Spark SQL Fundamentals - datacouch-io/spark-java GitHub Wiki
In this lab, we will delve into the fundamental aspects of Spark SQL, a powerful component of Apache Spark that allows you to work with structured data. We will explore how to perform common operations using Spark SQL, such as reading and writing data files in various formats and creating DataFrames. This lab is designed to provide you with a foundational understanding of Spark SQL's capabilities.
This lab is expected to take approximately 15-20 minutes to complete.
Before we begin, ensure that you have already loaded the necessary data files. If you haven't done so, please load the required data files for this lab.
In this lab, we will accomplish the following tasks:
-
Read Data Files: We will learn how to use Spark SQL to read data from files in various formats.
-
Write Data Files: We will explore how to write data to files in different formats.
-
Create DataFrames: We will create DataFrames, a core data structure in Spark SQL, to work with structured data efficiently.
Let's proceed to each task step by step.
Load data from the following files, if you haven't already
-
people.json
as JSON -
wiki-pageviews.txt
as text -
github.json
as JSON
In this section, we will read JSON data from the "people.json"
file and display the first 5 rows of the DataFrame.
import org.apache.spark.sql.Dataset;
import org.apache.spark.sql.Row;
import org.apache.spark.sql.SparkSession;
public class DataLoadingExample {
public static void main(String[] args) {
// Create a SparkSession
SparkSession spark = SparkSession.builder()
.appName("DataLoadingExample")
.getOrCreate();
// Read "people.json" into a DataFrame
Dataset<Row> folksDF = spark.read().json("data/people.json");
// Display the first 5 rows of folksDF
folksDF.limit(5).show();
// Stop the SparkSession
spark.stop();
}
}
Now, we will read text data from the "wiki-pageviews.txt"

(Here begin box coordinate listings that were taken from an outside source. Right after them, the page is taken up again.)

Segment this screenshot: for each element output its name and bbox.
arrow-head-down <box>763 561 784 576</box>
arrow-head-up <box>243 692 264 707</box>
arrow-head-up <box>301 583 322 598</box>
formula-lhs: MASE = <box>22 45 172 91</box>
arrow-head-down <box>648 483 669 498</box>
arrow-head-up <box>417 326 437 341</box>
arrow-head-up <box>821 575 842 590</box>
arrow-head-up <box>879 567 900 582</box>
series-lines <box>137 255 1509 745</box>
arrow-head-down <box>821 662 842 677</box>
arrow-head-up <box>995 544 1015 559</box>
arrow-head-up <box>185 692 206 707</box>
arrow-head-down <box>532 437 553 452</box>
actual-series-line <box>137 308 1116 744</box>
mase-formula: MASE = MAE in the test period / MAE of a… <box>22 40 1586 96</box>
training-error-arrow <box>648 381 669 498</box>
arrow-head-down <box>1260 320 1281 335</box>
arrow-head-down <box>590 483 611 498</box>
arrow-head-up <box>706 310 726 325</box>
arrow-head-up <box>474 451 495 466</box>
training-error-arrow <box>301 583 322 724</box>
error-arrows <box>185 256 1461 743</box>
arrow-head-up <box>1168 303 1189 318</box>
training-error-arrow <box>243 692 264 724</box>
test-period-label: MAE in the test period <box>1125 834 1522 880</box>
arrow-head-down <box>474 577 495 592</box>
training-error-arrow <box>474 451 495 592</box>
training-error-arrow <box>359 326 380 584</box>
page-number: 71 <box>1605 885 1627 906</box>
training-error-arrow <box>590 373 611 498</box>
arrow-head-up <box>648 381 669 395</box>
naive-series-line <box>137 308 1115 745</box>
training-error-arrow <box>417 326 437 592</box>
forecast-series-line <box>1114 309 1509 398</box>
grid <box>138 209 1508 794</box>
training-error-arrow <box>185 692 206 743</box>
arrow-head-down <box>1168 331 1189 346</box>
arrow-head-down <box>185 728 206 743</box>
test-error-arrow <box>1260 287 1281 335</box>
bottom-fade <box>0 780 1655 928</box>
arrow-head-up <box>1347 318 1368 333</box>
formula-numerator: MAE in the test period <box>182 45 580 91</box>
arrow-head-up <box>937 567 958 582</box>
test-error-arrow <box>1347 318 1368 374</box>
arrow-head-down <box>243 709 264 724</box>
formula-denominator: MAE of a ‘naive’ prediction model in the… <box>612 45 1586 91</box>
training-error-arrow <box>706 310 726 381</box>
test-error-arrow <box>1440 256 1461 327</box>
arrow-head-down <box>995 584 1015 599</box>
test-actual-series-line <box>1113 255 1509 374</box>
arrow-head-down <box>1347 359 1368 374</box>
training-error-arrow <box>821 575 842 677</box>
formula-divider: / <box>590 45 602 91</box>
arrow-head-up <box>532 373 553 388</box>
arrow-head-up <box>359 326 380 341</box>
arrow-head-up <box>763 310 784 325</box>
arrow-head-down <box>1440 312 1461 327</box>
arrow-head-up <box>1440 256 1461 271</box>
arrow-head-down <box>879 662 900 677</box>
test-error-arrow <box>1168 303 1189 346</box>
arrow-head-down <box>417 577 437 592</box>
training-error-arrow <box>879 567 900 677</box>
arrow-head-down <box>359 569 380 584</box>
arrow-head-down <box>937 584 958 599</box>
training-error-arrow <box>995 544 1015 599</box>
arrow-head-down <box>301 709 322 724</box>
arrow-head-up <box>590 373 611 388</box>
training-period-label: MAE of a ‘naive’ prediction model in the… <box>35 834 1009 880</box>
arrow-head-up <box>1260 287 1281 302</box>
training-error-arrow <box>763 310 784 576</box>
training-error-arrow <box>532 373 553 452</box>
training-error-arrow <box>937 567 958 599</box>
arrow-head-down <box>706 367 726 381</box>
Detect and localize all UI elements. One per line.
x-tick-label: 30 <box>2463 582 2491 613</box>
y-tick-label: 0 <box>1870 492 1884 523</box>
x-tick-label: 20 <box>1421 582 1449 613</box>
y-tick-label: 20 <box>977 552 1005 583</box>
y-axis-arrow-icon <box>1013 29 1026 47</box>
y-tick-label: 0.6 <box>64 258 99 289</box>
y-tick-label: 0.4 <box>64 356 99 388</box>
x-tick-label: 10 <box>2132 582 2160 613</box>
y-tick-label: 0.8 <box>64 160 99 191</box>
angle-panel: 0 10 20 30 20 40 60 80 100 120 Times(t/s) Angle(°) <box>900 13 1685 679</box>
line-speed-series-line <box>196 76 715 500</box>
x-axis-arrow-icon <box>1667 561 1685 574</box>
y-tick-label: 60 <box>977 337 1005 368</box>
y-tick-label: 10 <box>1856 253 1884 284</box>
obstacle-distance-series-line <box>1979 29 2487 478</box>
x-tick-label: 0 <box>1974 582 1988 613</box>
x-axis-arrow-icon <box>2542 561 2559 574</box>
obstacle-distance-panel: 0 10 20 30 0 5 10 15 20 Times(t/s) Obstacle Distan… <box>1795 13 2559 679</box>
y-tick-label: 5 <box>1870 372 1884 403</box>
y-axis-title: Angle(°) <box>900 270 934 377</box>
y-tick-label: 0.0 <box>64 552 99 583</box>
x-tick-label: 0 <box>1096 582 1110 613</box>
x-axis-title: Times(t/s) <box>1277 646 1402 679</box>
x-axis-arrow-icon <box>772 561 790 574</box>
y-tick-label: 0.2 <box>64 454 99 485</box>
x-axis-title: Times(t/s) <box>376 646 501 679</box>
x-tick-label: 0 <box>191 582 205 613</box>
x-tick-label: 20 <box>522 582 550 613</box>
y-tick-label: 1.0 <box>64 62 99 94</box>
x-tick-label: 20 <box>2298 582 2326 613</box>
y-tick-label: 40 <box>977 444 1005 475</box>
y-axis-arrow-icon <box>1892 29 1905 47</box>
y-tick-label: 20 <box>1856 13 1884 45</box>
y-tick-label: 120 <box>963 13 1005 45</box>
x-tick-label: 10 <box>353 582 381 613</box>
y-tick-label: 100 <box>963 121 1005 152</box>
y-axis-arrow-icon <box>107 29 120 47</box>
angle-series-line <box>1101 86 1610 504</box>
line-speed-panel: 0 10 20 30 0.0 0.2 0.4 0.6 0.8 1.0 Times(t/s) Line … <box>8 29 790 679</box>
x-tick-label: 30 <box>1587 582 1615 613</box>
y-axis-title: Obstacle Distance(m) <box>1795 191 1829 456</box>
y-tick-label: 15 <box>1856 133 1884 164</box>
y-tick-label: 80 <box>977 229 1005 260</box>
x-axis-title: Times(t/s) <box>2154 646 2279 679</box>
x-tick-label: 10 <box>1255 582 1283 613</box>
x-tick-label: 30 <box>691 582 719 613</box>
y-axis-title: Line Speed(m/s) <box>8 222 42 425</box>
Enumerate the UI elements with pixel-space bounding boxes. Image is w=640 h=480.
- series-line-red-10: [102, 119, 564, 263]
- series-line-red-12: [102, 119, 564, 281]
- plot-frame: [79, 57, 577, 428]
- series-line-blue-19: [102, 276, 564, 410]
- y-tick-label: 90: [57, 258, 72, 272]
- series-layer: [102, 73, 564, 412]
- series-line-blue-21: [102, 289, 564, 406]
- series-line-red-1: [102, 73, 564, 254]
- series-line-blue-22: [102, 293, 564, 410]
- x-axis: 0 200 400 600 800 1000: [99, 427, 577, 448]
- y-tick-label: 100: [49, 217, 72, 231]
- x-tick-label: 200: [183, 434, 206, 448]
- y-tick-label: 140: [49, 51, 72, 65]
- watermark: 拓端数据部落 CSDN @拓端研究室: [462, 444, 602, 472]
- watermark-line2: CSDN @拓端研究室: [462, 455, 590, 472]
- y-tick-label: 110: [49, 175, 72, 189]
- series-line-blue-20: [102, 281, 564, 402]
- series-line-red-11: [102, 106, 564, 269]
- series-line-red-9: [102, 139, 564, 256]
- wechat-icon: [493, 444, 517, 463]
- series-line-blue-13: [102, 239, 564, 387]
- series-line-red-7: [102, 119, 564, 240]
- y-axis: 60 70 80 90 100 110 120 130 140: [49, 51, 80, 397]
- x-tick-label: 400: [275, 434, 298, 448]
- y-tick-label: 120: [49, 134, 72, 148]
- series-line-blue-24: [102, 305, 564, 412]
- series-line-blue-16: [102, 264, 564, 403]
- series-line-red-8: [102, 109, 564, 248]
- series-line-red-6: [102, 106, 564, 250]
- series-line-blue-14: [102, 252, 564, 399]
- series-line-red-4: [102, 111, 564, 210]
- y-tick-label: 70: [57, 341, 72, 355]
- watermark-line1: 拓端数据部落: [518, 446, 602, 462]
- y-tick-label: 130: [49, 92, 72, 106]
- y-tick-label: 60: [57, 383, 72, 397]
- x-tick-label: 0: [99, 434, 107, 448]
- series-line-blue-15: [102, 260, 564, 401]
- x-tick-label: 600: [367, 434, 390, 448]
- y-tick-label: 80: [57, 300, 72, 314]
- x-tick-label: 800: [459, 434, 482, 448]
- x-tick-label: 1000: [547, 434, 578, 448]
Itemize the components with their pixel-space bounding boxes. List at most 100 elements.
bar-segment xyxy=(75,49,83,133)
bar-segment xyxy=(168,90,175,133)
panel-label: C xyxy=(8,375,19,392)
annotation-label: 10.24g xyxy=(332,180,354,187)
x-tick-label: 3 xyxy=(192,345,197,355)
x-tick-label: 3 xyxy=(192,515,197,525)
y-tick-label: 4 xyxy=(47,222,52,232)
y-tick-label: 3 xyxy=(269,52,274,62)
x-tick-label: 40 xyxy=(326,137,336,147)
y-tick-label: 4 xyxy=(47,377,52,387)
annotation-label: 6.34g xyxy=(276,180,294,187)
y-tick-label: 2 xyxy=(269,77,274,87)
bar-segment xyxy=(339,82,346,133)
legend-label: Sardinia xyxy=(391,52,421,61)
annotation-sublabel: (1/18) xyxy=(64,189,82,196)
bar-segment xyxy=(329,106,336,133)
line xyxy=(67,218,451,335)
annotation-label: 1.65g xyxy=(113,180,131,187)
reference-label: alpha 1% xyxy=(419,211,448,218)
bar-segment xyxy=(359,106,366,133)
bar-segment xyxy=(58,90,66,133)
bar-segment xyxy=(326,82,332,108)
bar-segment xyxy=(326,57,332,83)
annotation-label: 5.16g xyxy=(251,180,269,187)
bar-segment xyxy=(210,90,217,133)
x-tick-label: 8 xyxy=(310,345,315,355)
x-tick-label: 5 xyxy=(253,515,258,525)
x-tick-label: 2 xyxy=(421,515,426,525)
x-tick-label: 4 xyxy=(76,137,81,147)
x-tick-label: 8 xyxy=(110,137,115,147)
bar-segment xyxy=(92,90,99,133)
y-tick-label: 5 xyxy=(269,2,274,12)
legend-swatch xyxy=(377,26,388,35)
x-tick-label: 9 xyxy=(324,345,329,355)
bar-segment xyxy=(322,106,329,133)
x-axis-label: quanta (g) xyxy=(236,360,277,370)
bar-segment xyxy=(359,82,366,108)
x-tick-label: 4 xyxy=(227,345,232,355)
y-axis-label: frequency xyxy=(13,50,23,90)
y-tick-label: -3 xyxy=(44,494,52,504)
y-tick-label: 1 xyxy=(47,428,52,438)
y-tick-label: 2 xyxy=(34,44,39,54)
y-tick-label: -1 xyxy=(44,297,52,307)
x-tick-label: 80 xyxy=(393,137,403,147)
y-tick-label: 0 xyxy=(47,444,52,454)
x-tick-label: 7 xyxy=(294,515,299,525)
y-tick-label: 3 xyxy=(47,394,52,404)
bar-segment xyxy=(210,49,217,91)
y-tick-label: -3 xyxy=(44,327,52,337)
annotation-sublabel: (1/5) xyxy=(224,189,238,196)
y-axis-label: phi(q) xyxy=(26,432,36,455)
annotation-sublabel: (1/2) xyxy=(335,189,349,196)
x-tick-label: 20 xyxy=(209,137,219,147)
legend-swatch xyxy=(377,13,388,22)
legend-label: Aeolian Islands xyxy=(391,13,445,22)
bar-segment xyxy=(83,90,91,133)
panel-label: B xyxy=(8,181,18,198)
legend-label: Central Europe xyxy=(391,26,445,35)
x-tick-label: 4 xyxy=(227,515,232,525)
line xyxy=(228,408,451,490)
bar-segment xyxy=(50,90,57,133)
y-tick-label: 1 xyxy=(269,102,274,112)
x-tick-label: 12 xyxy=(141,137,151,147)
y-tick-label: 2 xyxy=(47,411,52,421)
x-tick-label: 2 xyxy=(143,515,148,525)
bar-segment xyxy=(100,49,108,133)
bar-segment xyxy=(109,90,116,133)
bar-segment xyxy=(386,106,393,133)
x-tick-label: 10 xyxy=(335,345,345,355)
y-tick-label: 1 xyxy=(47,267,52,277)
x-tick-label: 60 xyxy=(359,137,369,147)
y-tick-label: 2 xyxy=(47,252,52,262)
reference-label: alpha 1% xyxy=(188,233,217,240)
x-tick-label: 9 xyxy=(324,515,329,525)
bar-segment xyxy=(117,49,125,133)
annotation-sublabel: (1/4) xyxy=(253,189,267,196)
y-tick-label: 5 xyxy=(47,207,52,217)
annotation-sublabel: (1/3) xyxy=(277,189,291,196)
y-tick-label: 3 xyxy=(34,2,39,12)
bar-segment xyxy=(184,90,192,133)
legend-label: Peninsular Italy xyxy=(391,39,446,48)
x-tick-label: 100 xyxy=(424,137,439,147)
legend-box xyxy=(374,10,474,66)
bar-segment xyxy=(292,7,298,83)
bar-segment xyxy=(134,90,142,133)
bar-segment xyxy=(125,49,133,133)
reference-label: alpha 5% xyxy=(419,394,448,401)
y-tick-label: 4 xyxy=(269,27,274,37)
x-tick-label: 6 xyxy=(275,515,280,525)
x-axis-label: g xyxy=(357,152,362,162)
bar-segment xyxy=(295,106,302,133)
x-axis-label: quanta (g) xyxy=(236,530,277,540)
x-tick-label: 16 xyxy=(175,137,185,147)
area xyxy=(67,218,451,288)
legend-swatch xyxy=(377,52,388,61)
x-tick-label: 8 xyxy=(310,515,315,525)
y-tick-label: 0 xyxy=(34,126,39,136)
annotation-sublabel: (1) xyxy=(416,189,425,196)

file and display the first 5 rows of the DataFrame.
import org.apache.spark.sql.Dataset;
import org.apache.spark.sql.Row;
import org.apache.spark.sql.SparkSession;
public class DataLoadingExample {
public static void main(String[] args) {
// Create a SparkSession
SparkSession spark = SparkSession.builder()
.appName("DataLoadingExample")
.getOrCreate();
// Read "wiki-pageviews.txt" into a DataFrame
Dataset<Row> viewsDF = spark.read().text("data/wiki-pageviews.txt");
// Display the first 5 rows of viewsDF
viewsDF.limit(5).show();
// Stop the SparkSession
spark.stop();
}
}
In this section, we will read more complex JSON data from the "github.json"
file and display the first 5 rows of the DataFrame.
import org.apache.spark.sql.Dataset;
import org.apache.spark.sql.Row;
import org.apache.spark.sql.SparkSession;
public class DataLoadingExample {
public static void main(String[] args) {
// Create a SparkSession
SparkSession spark = SparkSession.builder()
.appName("DataLoadingExample")
.getOrCreate();
// Read "github.json" into a DataFrame
Dataset<Row> githubDF = spark.read().json("data/github.json");
// Display the first 5 rows of githubDF
githubDF.limit(5).show();
// Stop the SparkSession
spark.stop();
}
}
In this section, we will write the "folksDF" DataFrame as a Parquet file.
import org.apache.spark.sql.Dataset;
import org.apache.spark.sql.Row;
import org.apache.spark.sql.SparkSession;
public class DataLoadingExample {
public static void main(String[] args) {
// Create a SparkSession
SparkSession spark = SparkSession.builder()
.appName("DataLoadingExample")
.getOrCreate();
// Assuming folksDF is already defined and contains data
// Write out folksDF as a Parquet file
folksDF.write().parquet("data/people.parquet");
// Stop the SparkSession
spark.stop();
}
}
In this section, we will write the "folksDF" DataFrame as a CSV file.
import org.apache.spark.sql.Dataset;
import org.apache.spark.sql.Row;
import org.apache.spark.sql.SparkSession;
public class DataLoadingExample {
public static void main(String[] args) {
// Create a SparkSession
SparkSession spark = SparkSession.builder()
.appName("DataLoadingExample")
.getOrCreate();
// Assuming folksDF is already defined and contains data
// Write out folksDF as a CSV file with headers
folksDF.coalesce(1).write().option("header", true).csv("data/people.csv");
// Stop the SparkSession
spark.stop();
}
}
This Java code demonstrates how to load and manipulate data using Apache Spark. You can adapt these examples to read and write data in various formats and perform more complex data processing tasks in your Spark applications.